The report also highlighted the fact that the three regions had the lowest percentage when it came to stray dogs being rehoused, reclaimed or transferred to dog welfare groups. The appalling figure is significantly lower than figures in counties Meath, Monaghan, Sligo, Wicklow, Galway and Cavan councils which shows that almost 90% of dogs were successfully rehoused, reclaimed or transferred to dog welfare groups last year.

It is believed that Leitrim County Council has destroyed fewer dogs than any other council across the country with just one solitary dog being put to sleep in the county for the year 2014.

The disturbing statistics has come as a major concern for the executive director of dog welfare charity group Dogs Trust Mark Beazley, who expressed his deep concerns about the extreme contrast in the number of stray dogs being put down in specific regions, Mr Beazley believes that local councils need to work closer with dog charities to help rehouse helpless and defenseless dogs.

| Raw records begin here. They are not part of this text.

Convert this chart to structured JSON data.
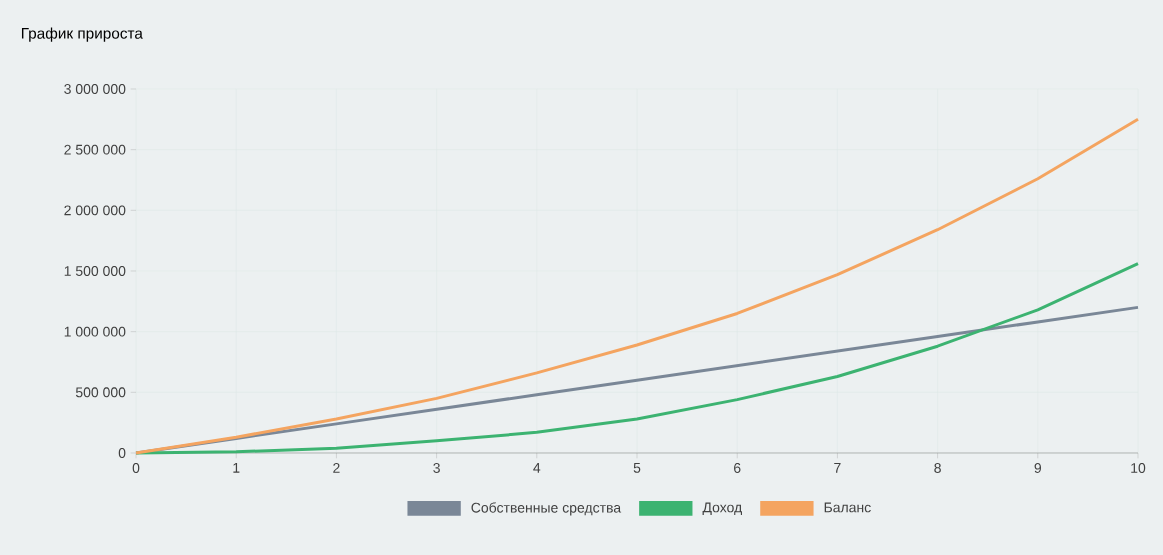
{
  "chart_data": {
    "type": "line",
    "title": "График прироста",
    "x": [
      0,
      1,
      2,
      3,
      4,
      5,
      6,
      7,
      8,
      9,
      10
    ],
    "series": [
      {
        "name": "Собственные средства",
        "color": "#7a8797",
        "values": [
          0,
          120000,
          240000,
          360000,
          480000,
          600000,
          720000,
          840000,
          960000,
          1080000,
          1200000
        ]
      },
      {
        "name": "Доход",
        "color": "#3cb371",
        "values": [
          0,
          10000,
          40000,
          100000,
          170000,
          280000,
          440000,
          630000,
          880000,
          1180000,
          1560000
        ]
      },
      {
        "name": "Баланс",
        "color": "#f4a460",
        "values": [
          0,
          130000,
          280000,
          450000,
          660000,
          890000,
          1150000,
          1470000,
          1840000,
          2260000,
          2750000
        ]
      }
    ],
    "xlim": [
      0,
      10
    ],
    "xticks": [
      0,
      1,
      2,
      3,
      4,
      5,
      6,
      7,
      8,
      9,
      10
    ],
    "ylim": [
      0,
      3000000
    ],
    "yticks": [
      0,
      {
        "value": 500000,
        "label": "500 000"
      },
      {
        "value": 1000000,
        "label": "1 000 000"
      },
      {
        "value": 1500000,
        "label": "1 500 000"
      },
      {
        "value": 2000000,
        "label": "2 000 000"
      },
      {
        "value": 2500000,
        "label": "2 500 000"
      },
      {
        "value": 3000000,
        "label": "3 000 000"
      }
    ],
    "grid": true,
    "legend": "bottom",
    "marker": "none",
    "line_style": "solid"
  }
}
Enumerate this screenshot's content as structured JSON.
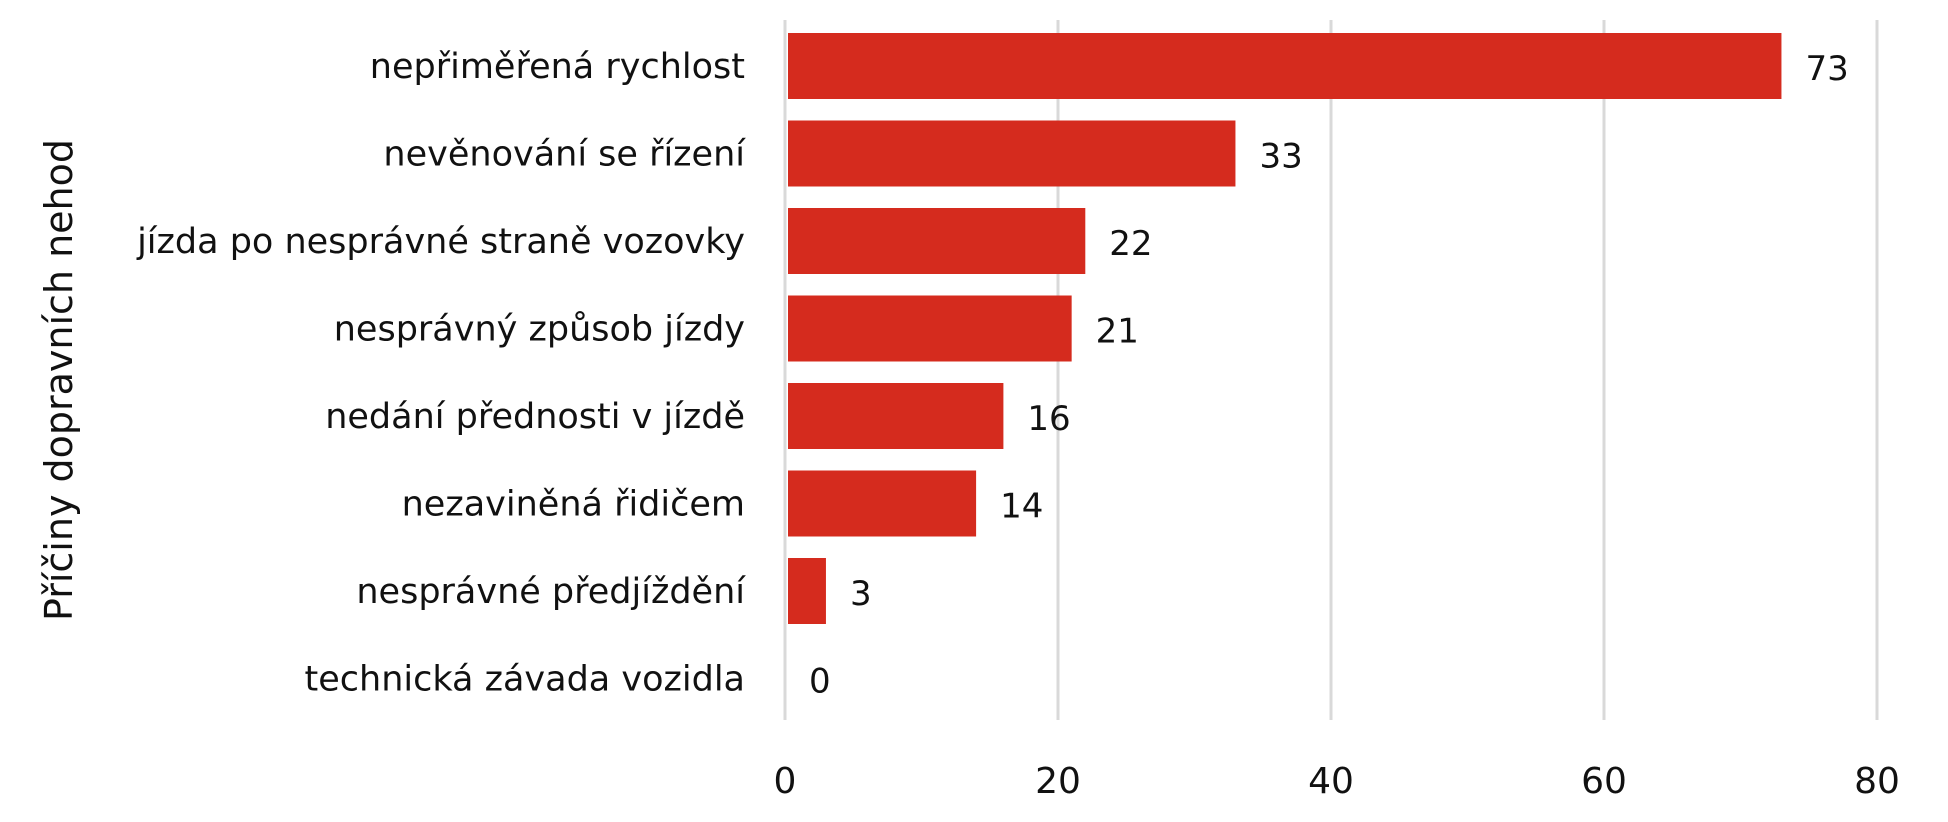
{
  "chart_data": {
    "type": "bar",
    "orientation": "horizontal",
    "title": "",
    "xlabel": "",
    "ylabel": "Příčiny dopravních nehod",
    "categories": [
      "nepřiměřená rychlost",
      "nevěnování se řízení",
      "jízda po nesprávné straně vozovky",
      "nesprávný způsob jízdy",
      "nedání přednosti v jízdě",
      "nezaviněná řidičem",
      "nesprávné předjíždění",
      "technická závada vozidla"
    ],
    "values": [
      73,
      33,
      22,
      21,
      16,
      14,
      3,
      0
    ],
    "xlim": [
      0,
      80
    ],
    "xticks": [
      0,
      20,
      40,
      60,
      80
    ],
    "grid": true,
    "legend": "none",
    "bar_color": "#d52b1e"
  }
}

However the report did state that the number of stray dogs being put down has significantly decreased within the last 10 years. According to statistics almost 16,600 dogs were put down across the country in the year 2004 that number has fallen to 2,896 in the year 2014, the report states that the number marks an 82% drop.

Although Mr Beazley welcomed the decrease in figures he highlighted the fact that an average of eight dogs were sadly still being put down each day which he described as highly unnecessary.

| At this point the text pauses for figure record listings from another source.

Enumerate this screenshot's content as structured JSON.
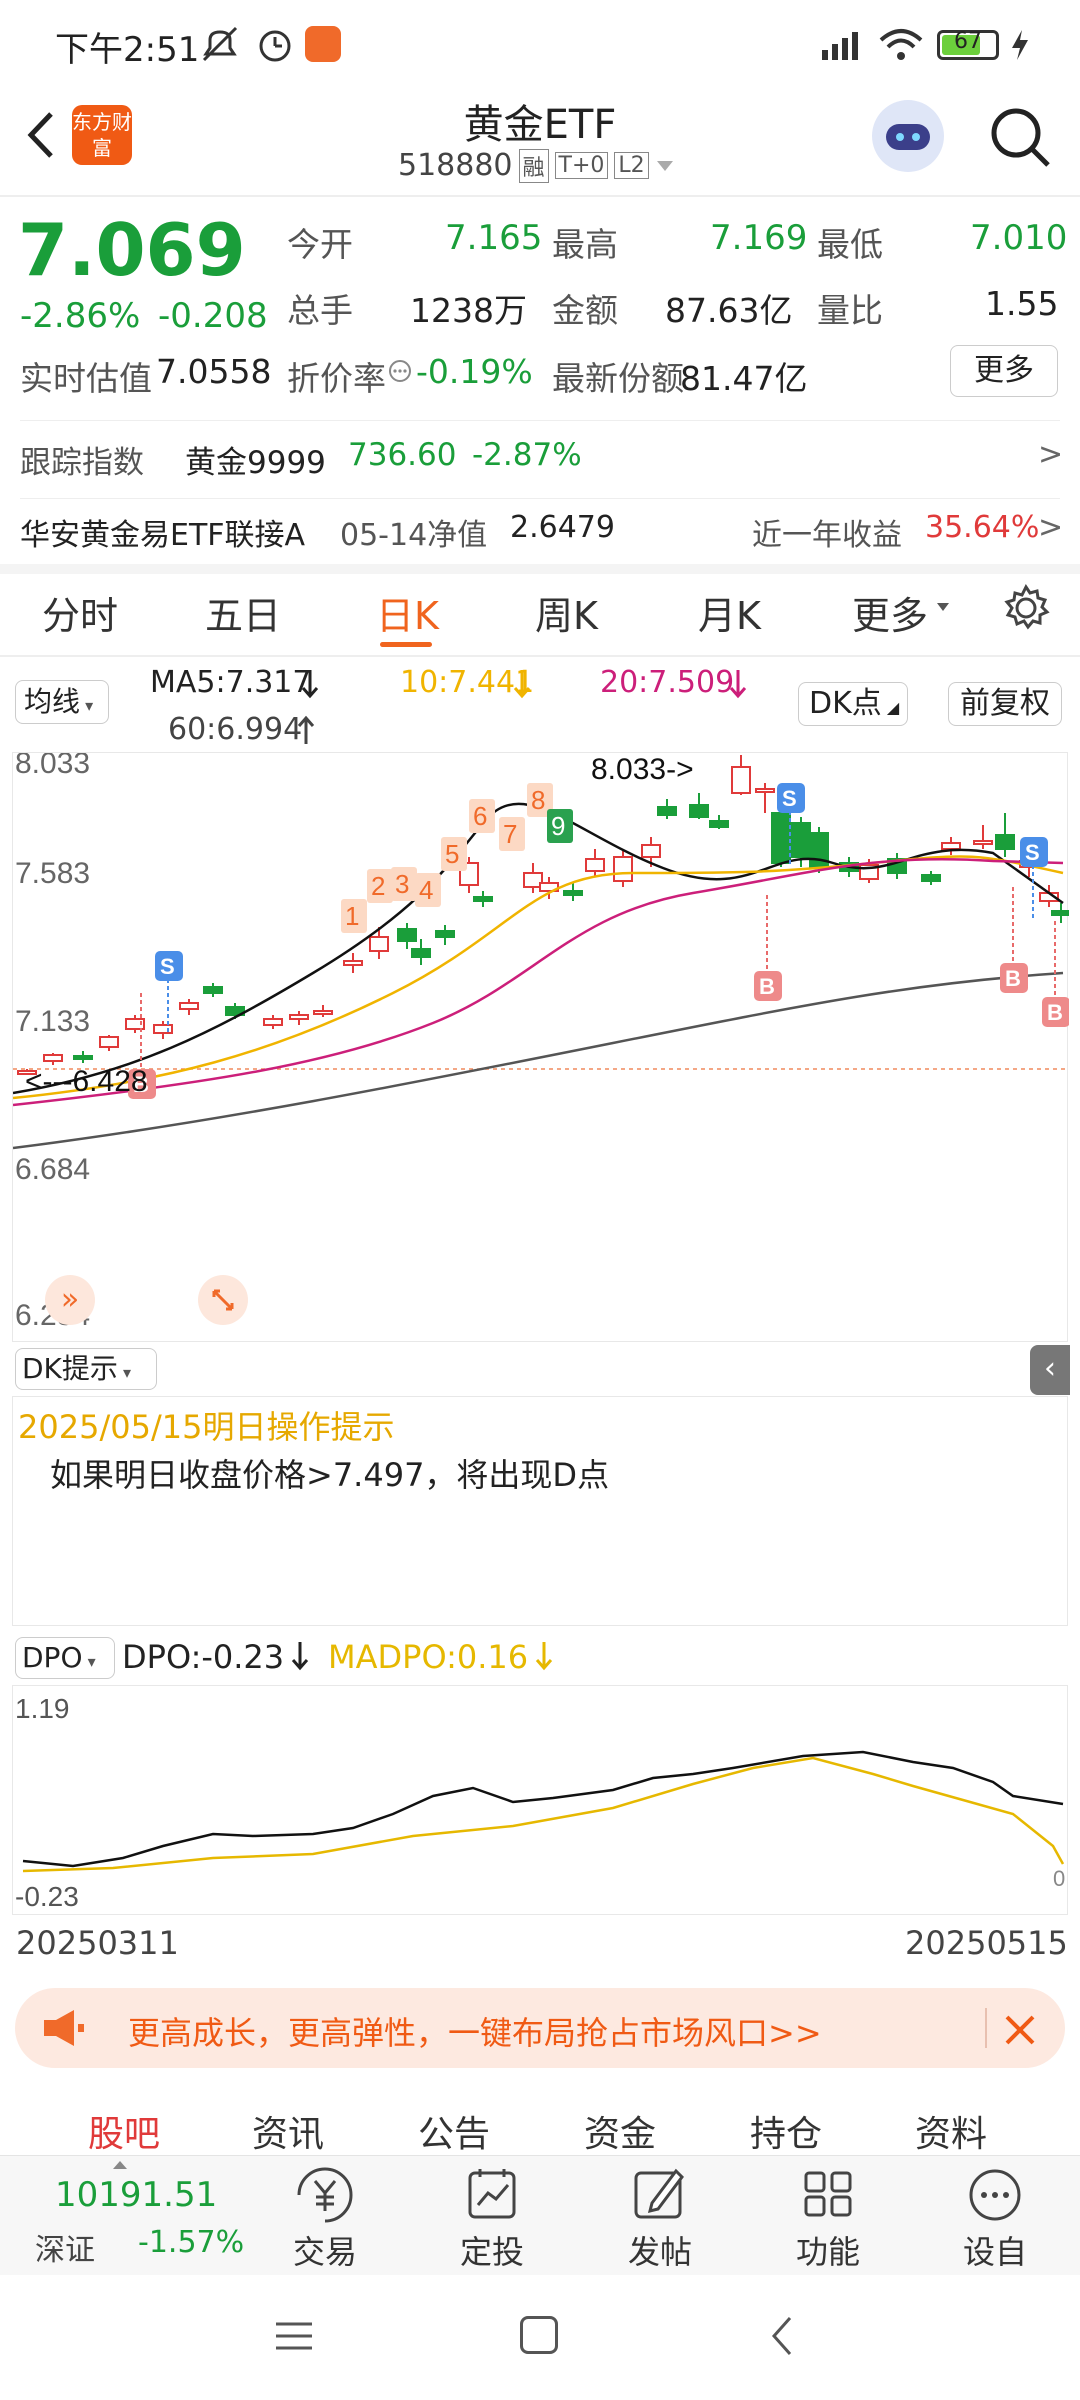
{
  "status_bar": {
    "time": "下午2:51",
    "battery": "67"
  },
  "header": {
    "title": "黄金ETF",
    "code": "518880",
    "badge_rong": "融",
    "badge_t0": "T+0",
    "badge_l2": "L2",
    "logo_text": "东方财富"
  },
  "quote": {
    "price": "7.069",
    "change_pct": "-2.86%",
    "change": "-0.208",
    "open_label": "今开",
    "open": "7.165",
    "high_label": "最高",
    "high": "7.169",
    "low_label": "最低",
    "low": "7.010",
    "volume_label": "总手",
    "volume": "1238万",
    "amount_label": "金额",
    "amount": "87.63亿",
    "ratio_label": "量比",
    "ratio": "1.55",
    "iopv_label": "实时估值",
    "iopv": "7.0558",
    "discount_label": "折价率",
    "discount": "-0.19%",
    "shares_label": "最新份额",
    "shares": "81.47亿",
    "more_label": "更多"
  },
  "tracking": {
    "label": "跟踪指数",
    "index_name": "黄金9999",
    "index_price": "736.60",
    "index_change": "-2.87%",
    "chevron": ">"
  },
  "linked_fund": {
    "name": "华安黄金易ETF联接A",
    "nav_label": "05-14净值",
    "nav": "2.6479",
    "ret_label": "近一年收益",
    "ret": "35.64%",
    "chevron": ">"
  },
  "chart_tabs": [
    "分时",
    "五日",
    "日K",
    "周K",
    "月K",
    "更多"
  ],
  "ma_bar": {
    "selector": "均线",
    "ma5": "MA5:7.317",
    "ma10": "10:7.441",
    "ma20": "20:7.509",
    "ma60": "60:6.994",
    "dk": "DK点",
    "fq": "前复权"
  },
  "chart_data": [
    {
      "type": "candlestick",
      "y_ticks": [
        "8.033",
        "7.583",
        "7.133",
        "6.684",
        "6.234"
      ],
      "ylim": [
        6.234,
        8.033
      ],
      "annotations": {
        "max_label": "8.033->",
        "min_label": "<---6.428",
        "seq": [
          "1",
          "2",
          "3",
          "4",
          "5",
          "6",
          "7",
          "8",
          "9"
        ],
        "buy": "B",
        "sell": "S"
      }
    },
    {
      "type": "line",
      "y_ticks": [
        "1.19",
        "-0.23"
      ],
      "right_tick": "0",
      "x_labels": [
        "20250311",
        "20250515"
      ],
      "series": [
        {
          "name": "DPO"
        },
        {
          "name": "MADPO"
        }
      ]
    }
  ],
  "dk_panel": {
    "selector": "DK提示",
    "date_line": "2025/05/15明日操作提示",
    "tip": "如果明日收盘价格>7.497，将出现D点"
  },
  "dpo_bar": {
    "selector": "DPO",
    "dpo": "DPO:-0.23",
    "madpo": "MADPO:0.16"
  },
  "ad_banner": {
    "text": "更高成长，更高弹性，一键布局抢占市场风口>>"
  },
  "bottom_tabs": [
    "股吧",
    "资讯",
    "公告",
    "资金",
    "持仓",
    "资料"
  ],
  "bottom_nav": {
    "index_value": "10191.51",
    "index_name": "深证",
    "index_change": "-1.57%",
    "items": [
      "交易",
      "定投",
      "发帖",
      "功能",
      "设自选"
    ]
  },
  "colors": {
    "up": "#e03a3a",
    "down": "#1a9e3a",
    "accent": "#f0641e",
    "ma10": "#f0b400",
    "ma20": "#cc1f7a"
  }
}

Mr Beazly told the Irish Times: “When a dog is picked up by a dog warden and enters the pound system as a stray, the pound has a legal obligation to keep the dog for five days in case the owner comes forward looking for their pet. “However, when a dog is handed over by its owner, the pound has no legal obligation to keep it for any length of time and the dog could be put to sleep the same day. The majority of these dogs are healthy animals surrendered by owners who cannot or, in some cases, will not care for their pet anymore,” he said.

Mr Beazley also told the newspaper of his concern that a significant amount of dogs are still entering Irish pounds, with figures suggesting that 14,559 dogs were impounded last year.

Mr Beazly said: “Our message to dog owners is very simple; please be a responsible dog owner by neutering and micro-chipping your pet,” he said, while also urging those thinking of getting a dog to consider taking a stray or abandoned dog. “We live in a society now where, when people want something they just on the internet. Online you will literally see thousands of pups for sale but many of them are being bred in very poor conditions you have no idea of their vaccination history.”